Adding a Messaging Platform
Extend MessagingPlatform in messaging/ to add Discord, Slack, or other platforms:
from messaging.base import MessagingPlatform
class MyPlatform(MessagingPlatform):
async def start(self):
# Initialize connection
...
async def stop(self):
# Cleanup
...
async def send_message(self, chat_id, text, reply_to=None, parse_mode=None):
# Send a message
...
async def edit_message(self, chat_id, message_id, text, parse_mode=None):
# Edit an existing message
...
def on_message(self, handler):
# Register callback for incoming messages
...
Contributing
Contributions are welcome!
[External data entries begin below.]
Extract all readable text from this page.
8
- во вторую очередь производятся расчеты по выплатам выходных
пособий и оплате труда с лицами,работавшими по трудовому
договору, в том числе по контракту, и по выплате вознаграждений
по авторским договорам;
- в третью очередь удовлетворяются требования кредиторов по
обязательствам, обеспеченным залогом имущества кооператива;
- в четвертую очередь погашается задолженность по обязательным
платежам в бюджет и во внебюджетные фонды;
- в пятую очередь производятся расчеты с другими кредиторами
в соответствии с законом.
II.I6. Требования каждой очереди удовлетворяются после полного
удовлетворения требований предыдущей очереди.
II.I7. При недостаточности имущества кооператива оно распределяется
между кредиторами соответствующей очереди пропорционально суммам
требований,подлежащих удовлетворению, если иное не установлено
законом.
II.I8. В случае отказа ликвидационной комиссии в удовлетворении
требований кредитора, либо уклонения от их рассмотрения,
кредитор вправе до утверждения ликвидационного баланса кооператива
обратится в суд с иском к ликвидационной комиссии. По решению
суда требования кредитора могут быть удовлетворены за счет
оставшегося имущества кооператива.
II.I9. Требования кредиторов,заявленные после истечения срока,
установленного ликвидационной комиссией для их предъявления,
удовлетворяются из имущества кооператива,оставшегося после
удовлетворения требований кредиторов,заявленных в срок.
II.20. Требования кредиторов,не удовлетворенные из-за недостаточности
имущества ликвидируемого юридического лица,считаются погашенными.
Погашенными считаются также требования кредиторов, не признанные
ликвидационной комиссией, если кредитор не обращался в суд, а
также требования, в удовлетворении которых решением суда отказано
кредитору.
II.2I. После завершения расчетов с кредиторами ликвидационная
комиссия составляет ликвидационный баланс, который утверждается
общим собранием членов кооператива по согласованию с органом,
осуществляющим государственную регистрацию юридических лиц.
Here are some ways to help:
- Report bugs or suggest features via Issues
- Add new LLM providers (Groq, Together AI, etc.)
- Add new messaging platforms (Discord, Slack, etc.)
- Improve test coverage
# Fork the repo, then:
git checkout -b my-feature
# Make your changes
uv run pytest && uv run ty check
# Open a pull request
License
This project is licensed under the MIT License — see the LICENSE file for details.
Built with FastAPI, OpenAI Python SDK, and python-telegram-bot.